Friday, December 29, 2006

Rosedale platform, under a mild night's sky

Caucasian woman, late 20s, with long brown hair tied back in a neat ponytail, wearing broad purple frames, a long red wool coat and a green and red flecked angora scarf. She cracks the spine a few times and begins, using the gift tag as her bookmark.

The Whole Story and Other Stories, Ali Smith (Hamish Hamilton)

Page 1:

There was a man dwelt by a churchyard.
Well, no, okay, it wasn't always a man; in this particular case it was a woman. There was a woman dwelt by a churchyard.
Though, to be honest, nobody really uses that word nowadays. Everybody says cemetery. And nobody says dwelt any more. In other words:

When she gets to page 3 she'll find a confession of love scribbled into the spine. It won't be from the young man who gifted her the book, it was bought second-hand. Still, she'll think, People just don't use words like this anymore. She'll stand. She'll look down the platform, both ways. She'll look at the sky, blank. She'll draw her purse strap over her shoulder and think, Think, think, think. She'll head toward the stairs and stop, halted, on the first step. She'll bounce on the balls of her feet and look back at the platform.

She knows he's only home for the holidays.

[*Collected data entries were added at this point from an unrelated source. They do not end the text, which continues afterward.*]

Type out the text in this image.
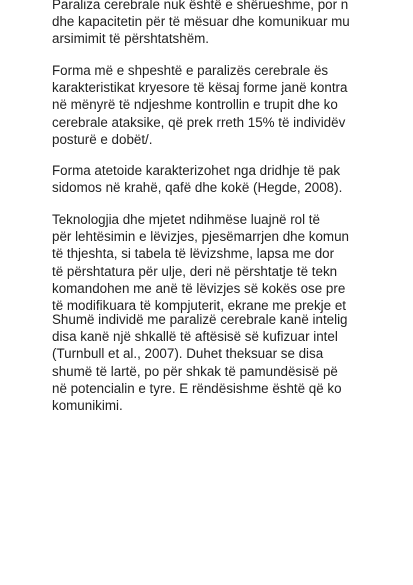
Paraliza cerebrale nuk është e shërueshme, por n
dhe kapacitetin për të mësuar dhe komunikuar mu
arsimimit të përshtatshëm.

Forma më e shpeshtë e paralizës cerebrale ës
karakteristikat kryesore të kësaj forme janë kontra
në mënyrë të ndjeshme kontrollin e trupit dhe ko
cerebrale ataksike, që prek rreth 15% të individëv
posturë e dobët/.

Forma atetoide karakterizohet nga dridhje të pak
sidomos në krahë, qafë dhe kokë (Hegde, 2008).

Teknologjia dhe mjetet ndihmëse luajnë rol të
për lehtësimin e lëvizjes, pjesëmarrjen dhe komun
të thjeshta, si tabela të lëvizshme, lapsa me dor
të përshtatura për ulje, deri në përshtatje të tekn
komandohen me anë të lëvizjes së kokës ose pre
të modifikuara të kompjuterit, ekrane me prekje et

Shumë individë me paralizë cerebrale kanë intelig
disa kanë një shkallë të aftësisë së kufizuar intel
(Turnbull et al., 2007). Duhet theksuar se disa
shumë të lartë, po për shkak të pamundësisë pë
në potencialin e tyre. E rëndësishme është që ko
komunikimi.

But when they'd emerged from the pub a fog had rolled in so thick that he'd taken her arm and guided her away from the curb like it was cliff. They'd walked through the emptying streets, her arms circled around his, childhood friends falling into the other's step, their short breaths pulled into the dense blanket that enclosed them. We could scream all our secrets and no one would hear them, she’d said. I’ve only the one, he’d replied, giving her waist a gentle squeeze.

A blast of air from the incoming train will catch her ponytail in a swirl. She’ll glance up the stairs, adjust her purse strap again, and place her hand on the railing.